Madrid arremete contra la eliminación de las pruebas de recuperación en la ESO: «La Ley es un caos»

El consejero de Educación y portavoz del Gobierno madrileño, Enrique Ossorio, ha cargado contra el Gobierno de Pedro Sánchez al acusar una vez más al Ejecutivo de «improvisación, caos y desorden» por la decisión en este caso del Ministerio de Educación de eliminar este mismo curso las pruebas de recuperación en la etapa de Educación Secundaria Obligatoria.

De esta manera el consejero madrileño ha señalado sobre esta cuestión que es «ejemplo más del caótico y desordenado desarrollo que está teniendo» la Ley Celaá (Lomloe), la norma «más dañina en la de la Educación en España”. 

Sobre esta materia tanto Madrid como y otras comunidades del Partido Popular habían solicitado una moratoria de un año para aplicar la medida del futuro real decreto sobre titulación y promoción en la enseñanza, que preveía el fin de estos exámenes en la ESO (no así en Bachillerato).

La ministra de Educación, Pilar Alegría, se hizo eco de estas peticiones e introdujo en la norma la posibilidad de una moratoria de un año en su implementación, pero el último dictamen del Consejo Escolar del Estado rechaza esta opción por considerar que no puede haber distintos criterios en esta materia en función del territorio.

La recomendación del Consejo Escolar es de carácter «esencial», por lo tanto obligatorio.

La Lomloe entró en vigor en enero de 2021, hace dos meses que comenzó el curso y los docentes, «que ya han empezado a evaluar a sus alumnos del primer trimestre, no tienen unos criterios establecidos para ello».

«Tampoco tienen certezas de si, tal y como establece los borradores del Real Decreto que hemos conocido, deberán responsabilizarse de decidir con cuántas asignaturas se pasa de curso», afirman las fuentes, que piden retrasar la entrada en vigor de esta normativa, cuya aprobación será en el próximo Consejo de Ministros.

Según la Consejería de Educación, «en una muestra más de improvisación, el Ministerio de Educación y FP cambia las reglas del en mitad del partido propiciando un estado de inseguridad a los equipos directivos y de docentes.

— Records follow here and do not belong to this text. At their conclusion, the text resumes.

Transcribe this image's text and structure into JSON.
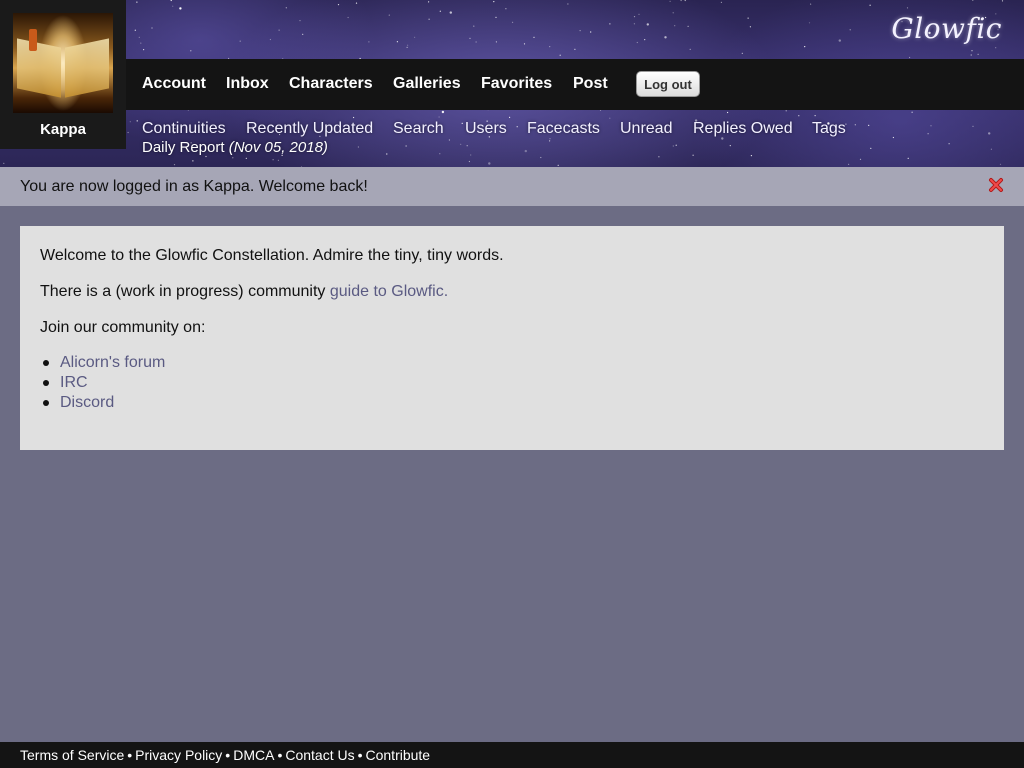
{
  "site": {
    "logo": "Glowfic"
  },
  "user": {
    "name": "Kappa"
  },
  "nav": {
    "primary": [
      "Account",
      "Inbox",
      "Characters",
      "Galleries",
      "Favorites",
      "Post"
    ],
    "logout_label": "Log out",
    "secondary": [
      "Continuities",
      "Recently Updated",
      "Search",
      "Users",
      "Facecasts",
      "Unread",
      "Replies Owed",
      "Tags"
    ],
    "daily_report": {
      "label": "Daily Report",
      "date": "(Nov 05, 2018)"
    }
  },
  "flash": {
    "message": "You are now logged in as Kappa. Welcome back!"
  },
  "content": {
    "welcome": "Welcome to the Glowfic Constellation. Admire the tiny, tiny words.",
    "guide_prefix": "There is a (work in progress) community",
    "guide_link": "guide to Glowfic.",
    "community_intro": "Join our community on:",
    "community_links": [
      "Alicorn's forum",
      "IRC",
      "Discord"
    ]
  },
  "footer": {
    "links": [
      "Terms of Service",
      "Privacy Policy",
      "DMCA",
      "Contact Us",
      "Contribute"
    ],
    "separator": "•"
  },
  "colors": {
    "nav_bar": "#141414",
    "flash_bg": "#a6a6b6",
    "content_bg": "#e0e0e0",
    "page_bg": "#6c6c84",
    "link": "#5a5a82",
    "close_icon": "#e03030"
  },
  "icons": {
    "flash_close": "close-icon"
  }
}
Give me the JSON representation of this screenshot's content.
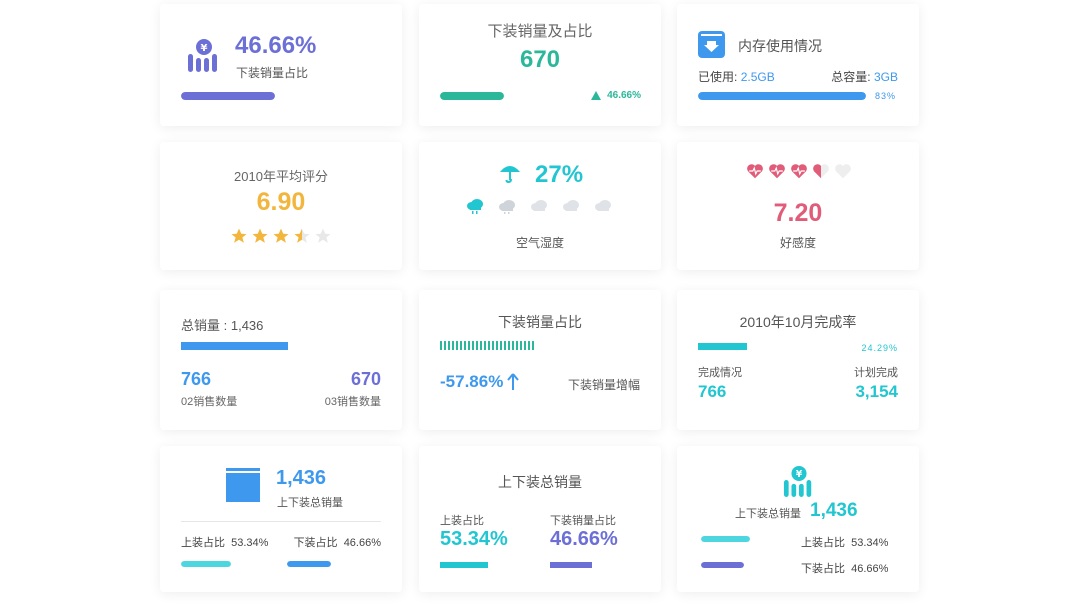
{
  "colors": {
    "purple": "#6c6fd6",
    "teal": "#2bb79a",
    "blue": "#3e99ee",
    "gold": "#f2b63d",
    "red": "#e05c78",
    "cyan": "#22c6d0"
  },
  "card1": {
    "value": "46.66%",
    "label": "下装销量占比",
    "icon": "money-chart-icon",
    "progress": 0.4666
  },
  "card2": {
    "title": "下装销量及占比",
    "value": "670",
    "trend": "46.66%",
    "progress": 0.4666
  },
  "card3": {
    "title": "内存使用情况",
    "used_label": "已使用:",
    "used_value": "2.5GB",
    "total_label": "总容量:",
    "total_value": "3GB",
    "percent": "83%",
    "progress": 0.83
  },
  "card4": {
    "title": "2010年平均评分",
    "value": "6.90",
    "rating": 3.5,
    "rating_max": 5
  },
  "card5": {
    "value": "27%",
    "label": "空气湿度",
    "icon": "umbrella-icon",
    "weather_icons": [
      "rain-cloud-icon",
      "cloud-icon",
      "cloud-icon",
      "cloud-icon",
      "cloud-icon"
    ]
  },
  "card6": {
    "value": "7.20",
    "label": "好感度",
    "hearts": 3.5,
    "hearts_max": 5
  },
  "card7": {
    "title": "总销量 :",
    "title_value": "1,436",
    "left_value": "766",
    "left_label": "02销售数量",
    "right_value": "670",
    "right_label": "03销售数量",
    "progress": 0.53
  },
  "card8": {
    "title": "下装销量占比",
    "value": "-57.86%",
    "label": "下装销量增幅",
    "progress": 0.4666
  },
  "card9": {
    "title": "2010年10月完成率",
    "percent": "24.29%",
    "left_label": "完成情况",
    "left_value": "766",
    "right_label": "计划完成",
    "right_value": "3,154",
    "progress": 0.2429
  },
  "card10": {
    "value": "1,436",
    "label": "上下装总销量",
    "icon": "box-icon",
    "left_label": "上装占比",
    "left_value": "53.34%",
    "right_label": "下装占比",
    "right_value": "46.66%",
    "left_progress": 0.5334,
    "right_progress": 0.4666
  },
  "card11": {
    "title": "上下装总销量",
    "left_label": "上装占比",
    "left_value": "53.34%",
    "right_label": "下装销量占比",
    "right_value": "46.66%",
    "left_progress": 0.5334,
    "right_progress": 0.4666
  },
  "card12": {
    "label": "上下装总销量",
    "value": "1,436",
    "icon": "money-chart-icon",
    "row1_label": "上装占比",
    "row1_value": "53.34%",
    "row2_label": "下装占比",
    "row2_value": "46.66%",
    "row1_progress": 0.5334,
    "row2_progress": 0.4666
  }
}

Se trata de enésimo incumplimiento del Gobierno socialista que anuncia la toma de decisiones sin tener la certeza de que se pueda llevar a cabo».

Por otro lado, la Comunidad de Madrid reitera la solicitud que hizo en septiembre de aplazar la entrada en vigor al curso escolar 2023/24 de los nuevos currículos educativos prevista para el de 2022/23 en 1º, 3º y 5º de Primaria, 1º y 3º de ESO y 1º de Bachillerato.

Los sindicatos UGT y Stes  de la mano del Gobierno

Los sindicatos UGT y Stes creen que la medida de eliminar este mismo año los exámenes de recuperación de la ESO es acorde a los objetivos de la Ley Celaá -uno de cuyos objetivos es mitigar el fracaso escolar- y ponen el foco en la necesidad del apoyo a los alumnos con dificultades de aprendizaje.

Tras conocerse el dictamen del Consejo Escolar del Estado, contrario a la moratoria del Ministerio de Educación para que las comunidades que quisieran aplicar esta medida lo hicieran el próximo curso, UGT cree que es una medida en consonancia con los objetivos de la Lomloe, porque se centra en evitar el fracaso escolar y en la detección temprana de problemas en el proceso de enseñanza-aprendizaje.

«Pero mucho nos tenemos que no se cuenten con los recursos necesarios que pasan por una reducción de las ratios y de la carga lectiva de los docentes para conseguir una educación más individualizada que es en definitiva, en el único contexto que tiene sentido la medida», según explican  fuentes de UGT.

Por su parte, Stes opina que lo «fundamental» del futuro real decreto de evaluación, promoción y titulación, que aprobará el próximo Consejo de Ministros, es que quien decide si pasa un alumno de curso es el equipo docente, y añade que se «deberían de garantizar los apoyos necesarios».